Spring was waiting in the wings longer than expected, but the recuperating housing market was enough to boost Home Depot Inc.'s first-quarter earnings above Wall Street's expectations.
For the period ended May 5, the largest home-improvement chain in the world said its revenue soared 7.4% to $19.12 billion
Same-store sales at locations open more than a year got a 4.3% boost. Domestically, that gauge rose 4.8%, driven in part by double-digit lifts in most major markets in California.
The chain of 2,257 stores said profit swelled to $1.2 billion, from $1 billion a year earlier. Earnings per share boomed 22.1% to 83 cents, from 68 cents.
The company said it had finished rolling out a new strategy that allows customers to buy items online and pick them up in physical stores, a tactic that often results in more brick-and-mortar purchases.
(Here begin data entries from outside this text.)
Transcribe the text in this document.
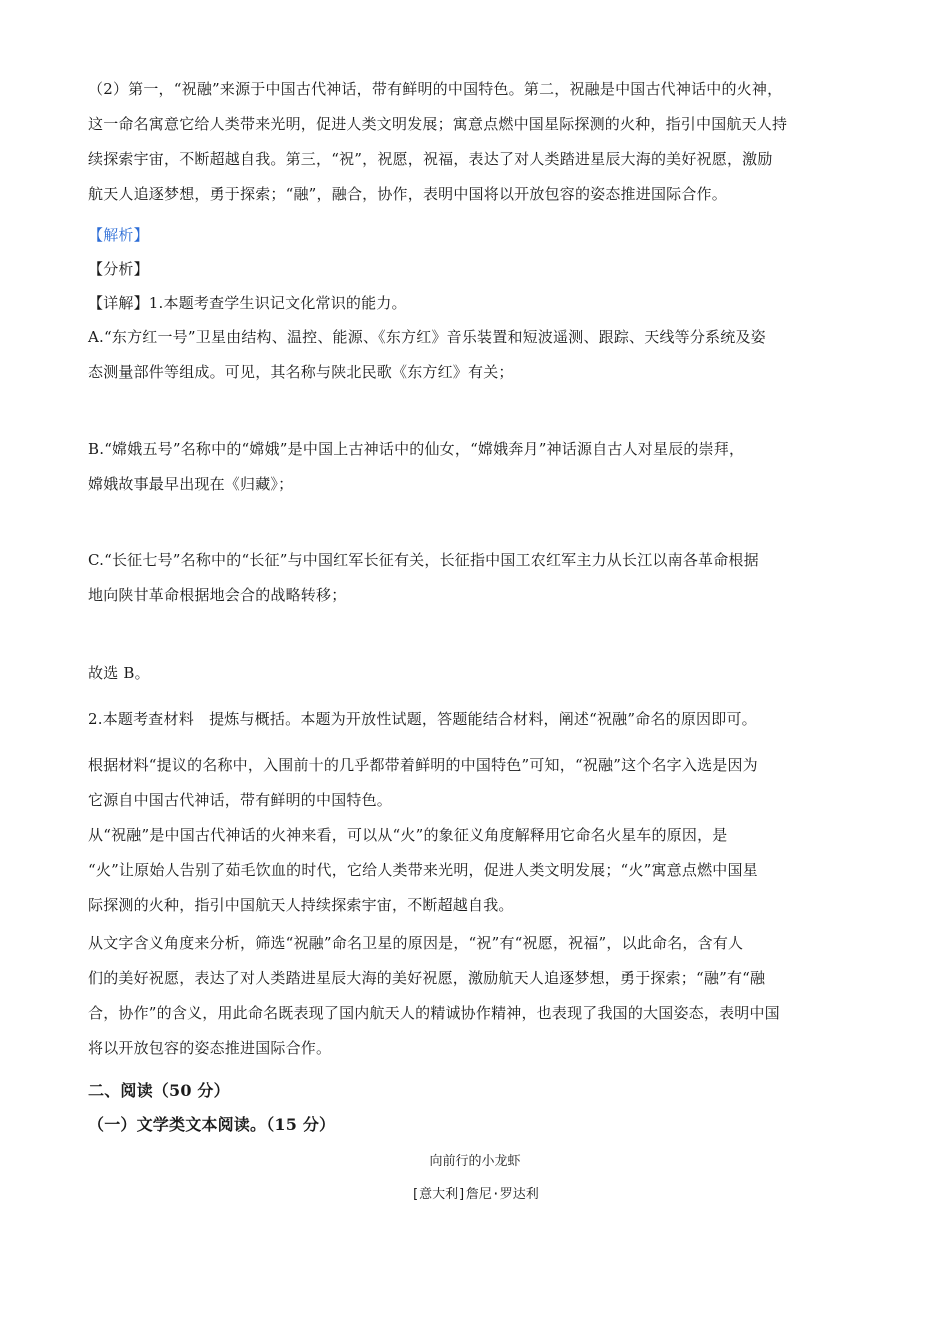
（2）第一，“祝融”来源于中国古代神话，带有鲜明的中国特色。第二，祝融是中国古代神话中的火神，
这一命名寓意它给人类带来光明，促进人类文明发展；寓意点燃中国星际探测的火种，指引中国航天人持
续探索宇宙，不断超越自我。第三，“祝”，祝愿，祝福，表达了对人类踏进星辰大海的美好祝愿，激励
航天人追逐梦想，勇于探索；“融”，融合，协作，表明中国将以开放包容的姿态推进国际合作。
【解析】
【分析】
【详解】1.本题考查学生识记文化常识的能力。
A.“东方红一号”卫星由结构、温控、能源、《东方红》音乐装置和短波遥测、跟踪、天线等分系统及姿
态测量部件等组成。可见，其名称与陕北民歌《东方红》有关；
B.“嫦娥五号”名称中的“嫦娥”是中国上古神话中的仙女，“嫦娥奔月”神话源自古人对星辰的崇拜，
嫦娥故事最早出现在《归藏》；
C.“长征七号”名称中的“长征”与中国红军长征有关，长征指中国工农红军主力从长江以南各革命根据
地向陕甘革命根据地会合的战略转移；
故选 B。
2.本题考查材料　提炼与概括。本题为开放性试题，答题能结合材料，阐述“祝融”命名的原因即可。
根据材料“提议的名称中，入围前十的几乎都带着鲜明的中国特色”可知，“祝融”这个名字入选是因为
它源自中国古代神话，带有鲜明的中国特色。
从“祝融”是中国古代神话的火神来看，可以从“火”的象征义角度解释用它命名火星车的原因，是
“火”让原始人告别了茹毛饮血的时代，它给人类带来光明，促进人类文明发展；“火”寓意点燃中国星
际探测的火种，指引中国航天人持续探索宇宙，不断超越自我。
从文字含义角度来分析，筛选“祝融”命名卫星的原因是，“祝”有“祝愿，祝福”，以此命名，含有人
们的美好祝愿，表达了对人类踏进星辰大海的美好祝愿，激励航天人追逐梦想，勇于探索；“融”有“融
合，协作”的含义，用此命名既表现了国内航天人的精诚协作精神，也表现了我国的大国姿态，表明中国
将以开放包容的姿态推进国际合作。
二、阅读（50 分）
（一）文学类文本阅读。（15 分）
向前行的小龙虾
[意大利]詹尼·罗达利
An effort to improve online shopping meant that visits to Home Depot's website soared 50% and that mobile traffic more than doubled, the company said.
"In the first quarter, we saw less favorable weather compared to last year, but we continue to see benefit from a recovering housing market that drove a stronger-than-expected start to the year for our business," Chief Executive Frank Blake said in a statement Tuesday.
In mid-May, the Commerce Department said that permits for future construction rose to a nearly five-year high in April, even as housing starts fell 16.5% to the lowest level since November.
Home Depot is extending its optimism through the rest of the year, raising its forecast.
Instead of its previous estimate of $3.37-per-share earnings, the Atlanta-based retailer now expects the measure to hit $3.52. Its predicted sales increase is now 2.8%, up from 2% earlier.